Une nouvelle législation sur le cannabis est donc indispensable. L’application différente de la loi des 26 cantons ne provoque au mieux qu’incompréhension. Le modèle discuté actuellement a le potentiel pour provoquer un changement salutaire, en réorientant l’action régulatrice de l’Etat vers un accompagnement plus complet du jeune. Si ce modèle développe une prise en charge précoce des personnes à risque, s’il porte son attention au-delà de la consommation aux véritables problèmes des jeunes, il mérite d’être soutenu.

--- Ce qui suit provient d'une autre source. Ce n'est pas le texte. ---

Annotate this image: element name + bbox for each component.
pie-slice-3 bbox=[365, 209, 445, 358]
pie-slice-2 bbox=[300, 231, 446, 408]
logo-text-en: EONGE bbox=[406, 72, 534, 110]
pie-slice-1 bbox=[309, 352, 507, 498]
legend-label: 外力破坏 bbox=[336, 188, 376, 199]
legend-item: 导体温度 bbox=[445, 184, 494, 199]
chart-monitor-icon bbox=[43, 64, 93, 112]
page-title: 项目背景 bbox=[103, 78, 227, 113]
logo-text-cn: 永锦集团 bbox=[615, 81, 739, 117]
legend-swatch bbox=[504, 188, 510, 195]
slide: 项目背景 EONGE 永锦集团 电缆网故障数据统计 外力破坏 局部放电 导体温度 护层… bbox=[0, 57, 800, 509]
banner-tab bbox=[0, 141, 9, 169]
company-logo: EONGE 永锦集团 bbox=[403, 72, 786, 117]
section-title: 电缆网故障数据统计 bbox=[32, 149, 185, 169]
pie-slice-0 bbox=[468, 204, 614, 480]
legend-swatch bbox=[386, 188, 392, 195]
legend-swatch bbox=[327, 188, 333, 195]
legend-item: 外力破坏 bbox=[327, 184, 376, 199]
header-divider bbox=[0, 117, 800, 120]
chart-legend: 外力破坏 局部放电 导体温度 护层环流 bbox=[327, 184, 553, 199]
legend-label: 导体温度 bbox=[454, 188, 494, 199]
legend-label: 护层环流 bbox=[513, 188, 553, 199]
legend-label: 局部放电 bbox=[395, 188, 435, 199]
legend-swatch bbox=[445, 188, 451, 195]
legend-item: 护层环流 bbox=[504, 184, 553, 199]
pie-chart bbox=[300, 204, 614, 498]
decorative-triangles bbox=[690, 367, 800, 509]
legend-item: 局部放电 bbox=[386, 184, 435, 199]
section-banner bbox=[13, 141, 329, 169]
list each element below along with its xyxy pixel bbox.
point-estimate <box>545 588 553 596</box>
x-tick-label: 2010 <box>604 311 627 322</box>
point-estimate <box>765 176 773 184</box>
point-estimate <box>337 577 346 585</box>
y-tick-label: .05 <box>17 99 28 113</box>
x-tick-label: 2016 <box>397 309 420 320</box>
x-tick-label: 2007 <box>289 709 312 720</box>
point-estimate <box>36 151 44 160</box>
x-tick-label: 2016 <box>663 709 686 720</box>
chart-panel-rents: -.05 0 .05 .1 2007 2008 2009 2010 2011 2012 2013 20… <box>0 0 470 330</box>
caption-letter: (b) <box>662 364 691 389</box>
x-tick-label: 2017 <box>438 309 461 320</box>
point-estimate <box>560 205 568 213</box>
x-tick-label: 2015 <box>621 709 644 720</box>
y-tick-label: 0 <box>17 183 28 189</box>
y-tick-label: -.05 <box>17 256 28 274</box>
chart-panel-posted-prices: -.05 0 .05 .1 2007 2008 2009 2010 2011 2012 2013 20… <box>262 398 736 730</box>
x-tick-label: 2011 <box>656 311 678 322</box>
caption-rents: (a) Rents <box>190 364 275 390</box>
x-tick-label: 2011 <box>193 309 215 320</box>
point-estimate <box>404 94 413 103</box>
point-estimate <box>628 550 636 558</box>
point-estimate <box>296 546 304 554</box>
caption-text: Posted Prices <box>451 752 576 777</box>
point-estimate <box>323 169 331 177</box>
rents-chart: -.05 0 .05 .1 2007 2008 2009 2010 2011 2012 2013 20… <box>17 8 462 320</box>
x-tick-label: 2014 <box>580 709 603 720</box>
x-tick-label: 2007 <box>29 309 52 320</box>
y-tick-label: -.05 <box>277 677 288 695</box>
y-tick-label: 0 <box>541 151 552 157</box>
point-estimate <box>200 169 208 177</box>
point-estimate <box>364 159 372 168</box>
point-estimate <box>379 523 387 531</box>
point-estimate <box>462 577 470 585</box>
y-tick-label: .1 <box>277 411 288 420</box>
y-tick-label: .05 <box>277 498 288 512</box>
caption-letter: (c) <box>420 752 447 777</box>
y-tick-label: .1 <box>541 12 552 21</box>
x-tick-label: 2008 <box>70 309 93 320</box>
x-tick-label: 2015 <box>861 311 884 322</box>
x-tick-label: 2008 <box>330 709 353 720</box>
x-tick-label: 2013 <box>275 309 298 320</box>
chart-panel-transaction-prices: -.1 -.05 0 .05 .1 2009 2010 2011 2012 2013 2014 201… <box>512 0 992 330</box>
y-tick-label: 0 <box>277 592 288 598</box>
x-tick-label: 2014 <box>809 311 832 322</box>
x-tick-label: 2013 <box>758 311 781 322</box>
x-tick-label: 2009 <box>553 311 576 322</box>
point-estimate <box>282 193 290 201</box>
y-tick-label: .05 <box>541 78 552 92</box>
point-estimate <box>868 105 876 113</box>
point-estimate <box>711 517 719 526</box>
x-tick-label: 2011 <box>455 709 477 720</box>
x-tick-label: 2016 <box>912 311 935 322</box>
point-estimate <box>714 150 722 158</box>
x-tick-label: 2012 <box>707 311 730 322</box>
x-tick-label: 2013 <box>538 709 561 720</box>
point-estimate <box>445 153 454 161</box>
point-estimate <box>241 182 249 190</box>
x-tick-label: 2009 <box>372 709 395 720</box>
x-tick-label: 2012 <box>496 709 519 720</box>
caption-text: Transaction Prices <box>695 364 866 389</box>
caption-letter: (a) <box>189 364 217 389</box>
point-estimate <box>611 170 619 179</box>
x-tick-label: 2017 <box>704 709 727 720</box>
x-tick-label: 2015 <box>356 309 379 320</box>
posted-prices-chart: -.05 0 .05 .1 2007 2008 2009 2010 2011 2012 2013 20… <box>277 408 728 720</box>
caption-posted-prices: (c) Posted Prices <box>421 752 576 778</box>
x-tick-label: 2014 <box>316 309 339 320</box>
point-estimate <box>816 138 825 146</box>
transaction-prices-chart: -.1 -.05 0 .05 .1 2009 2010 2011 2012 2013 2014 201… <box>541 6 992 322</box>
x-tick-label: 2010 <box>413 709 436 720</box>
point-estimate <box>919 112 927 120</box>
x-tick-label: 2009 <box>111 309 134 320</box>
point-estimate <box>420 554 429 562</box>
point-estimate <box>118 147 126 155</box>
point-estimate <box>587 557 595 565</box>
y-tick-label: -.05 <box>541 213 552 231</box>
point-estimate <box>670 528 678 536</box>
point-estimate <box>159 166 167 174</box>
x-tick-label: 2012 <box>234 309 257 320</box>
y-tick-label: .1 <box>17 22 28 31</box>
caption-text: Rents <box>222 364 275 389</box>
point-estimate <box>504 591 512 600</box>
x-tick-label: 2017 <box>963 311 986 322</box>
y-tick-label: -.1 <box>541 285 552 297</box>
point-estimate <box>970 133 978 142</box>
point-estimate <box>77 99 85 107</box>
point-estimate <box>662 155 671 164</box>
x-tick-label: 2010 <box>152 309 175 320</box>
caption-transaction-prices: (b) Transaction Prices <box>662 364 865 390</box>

Cependant, les écueils sont nombreux et la logique du « dépistage » n’est jamais bien loin. Surcharger les services de soins avec des consommateurs non problématiques ne ferait pas de sens. Tout comme il est dangereux de ne vouloir sanctionner des comportements à risque que par des mesures disciplinaires, sans accompagnement psychosocial. Le débat est donc compliqué. Mais, osons l’optimisme et gageons qu’après les débats enflammés sur la dépénalisation, les esprits pragmatiques auront cette fois ci plus le droit à la parole.